New York - Sirius XM Radio posted a net profit for the second quarter in a row and expanded its subscriber base for the third quarter in a row, the company said in reporting its
The company attributed its 171,441 net subscriber additions to better-than-expected new car sales, improving retail sales, and a greater number of new-car buyers converting promotional subscriptions to paid subscriptions. Also playing a role were a small but growing number of used-car OEM-radio reactivations and a churn rate that fell to 2 percent of the subscriber base from a year-ago 2.2 percent.
These factors contributed to a first-quarter net profit of $41.6 million, on a GAAP basis, as did cost controls, declining borrowing costs and average revenue per user (ARPU) that grew 10 percent year-over-year, the company said. Rising ARPU, in turn, was driven in the quarter by the charging of a music royalty fee, rate increases on the company's multi-subscription and Internet-streaming rate plans, and 1.1 million subscribers who've stepped up to the company's "Best Of" subscription option.
For the quarter ending March 31, Sirius XM expanded its subscriber base by 171,441 people, to 18.9 million. By last week, however, continued net adds boosted subscriber levels beyond the company's 19 million peak enjoyed at the end of 2008, CEO Mel Karmazin said.

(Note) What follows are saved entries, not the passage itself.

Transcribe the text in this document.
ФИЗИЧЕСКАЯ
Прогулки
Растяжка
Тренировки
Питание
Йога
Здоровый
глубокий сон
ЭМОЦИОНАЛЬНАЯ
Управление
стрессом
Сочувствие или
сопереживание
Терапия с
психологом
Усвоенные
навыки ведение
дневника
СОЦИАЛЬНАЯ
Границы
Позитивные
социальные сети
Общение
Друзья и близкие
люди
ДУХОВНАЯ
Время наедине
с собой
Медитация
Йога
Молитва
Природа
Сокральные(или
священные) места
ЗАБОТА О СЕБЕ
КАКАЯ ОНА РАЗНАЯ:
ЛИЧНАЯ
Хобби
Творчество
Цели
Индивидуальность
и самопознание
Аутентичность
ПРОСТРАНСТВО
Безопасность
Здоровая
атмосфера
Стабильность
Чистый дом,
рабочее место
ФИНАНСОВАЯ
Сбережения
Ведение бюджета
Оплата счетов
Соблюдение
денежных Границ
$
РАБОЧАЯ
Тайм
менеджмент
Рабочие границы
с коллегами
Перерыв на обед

The first quarter's net adds of 171,441 followed a fourth-quarter 2009 gain of 257,028 net adds and a third-quarter 2009 gain of 102,295. The three-quarter trend reversed a string of net subscriber losses that reduced the company's year-end 2009 subscriber base by 1.2 percent compared with the end of 2008.
Net-add growth also helped the company post a net profit for the second consecutive quarter following years of losses. The first quarter's $41.6 million net profit followed a fourth-quarter 2009 net profit of $14.2 million, though previous losing quarters caused a full-year 2009 net loss of $342.8 million. In 2008, the company's net loss was $5.3 billion net loss.

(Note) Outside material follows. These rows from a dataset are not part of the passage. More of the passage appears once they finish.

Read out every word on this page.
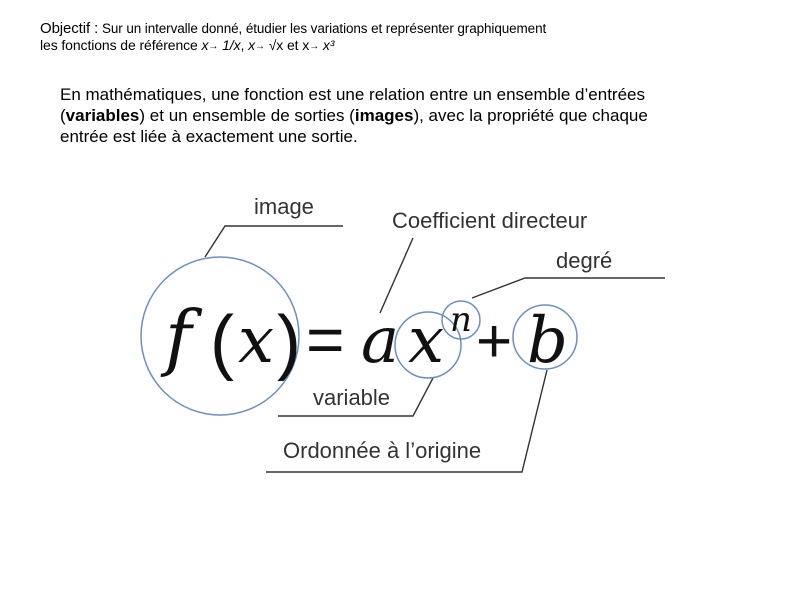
Objectif : Sur un intervalle donné, étudier les variations et représenter graphiquement
les fonctions de référence x→ 1/x, x→ √x et x→ x³
En mathématiques, une fonction est une relation entre un ensemble d’entrées
(variables) et un ensemble de sorties (images), avec la propriété que chaque
entrée est liée à exactement une sortie.
f ( x ) = a x n + b
image
Coefficient directeur
degré
variable
Ordonnée à l’origine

For the first quarter, total revenues were up 13 percent year over year to $663.8 million. The subscriber base of consumers accessing satellite radio through a vehicle's OEM sound system grew 14.4 percent to 11.4 million from the year-ago period and was up 4.2 percent sequentially. Despite what company officials called improving retail sales, the base of subscribers who own a satellite radio bought at a retail store continued to shrink, though at a markedly slower pace on a sequential basis. The retail subscriber base fell to 7.42 million from the fourth quarter's 7.73 million, which was down markedly from the third quarter's 9.04 million.
For fiscal 2010, the company is holding to its conservative guidance of $2.7 billion in revenues, up from 2009's $2.53 billion, and net subscriber additions of more than 500,000.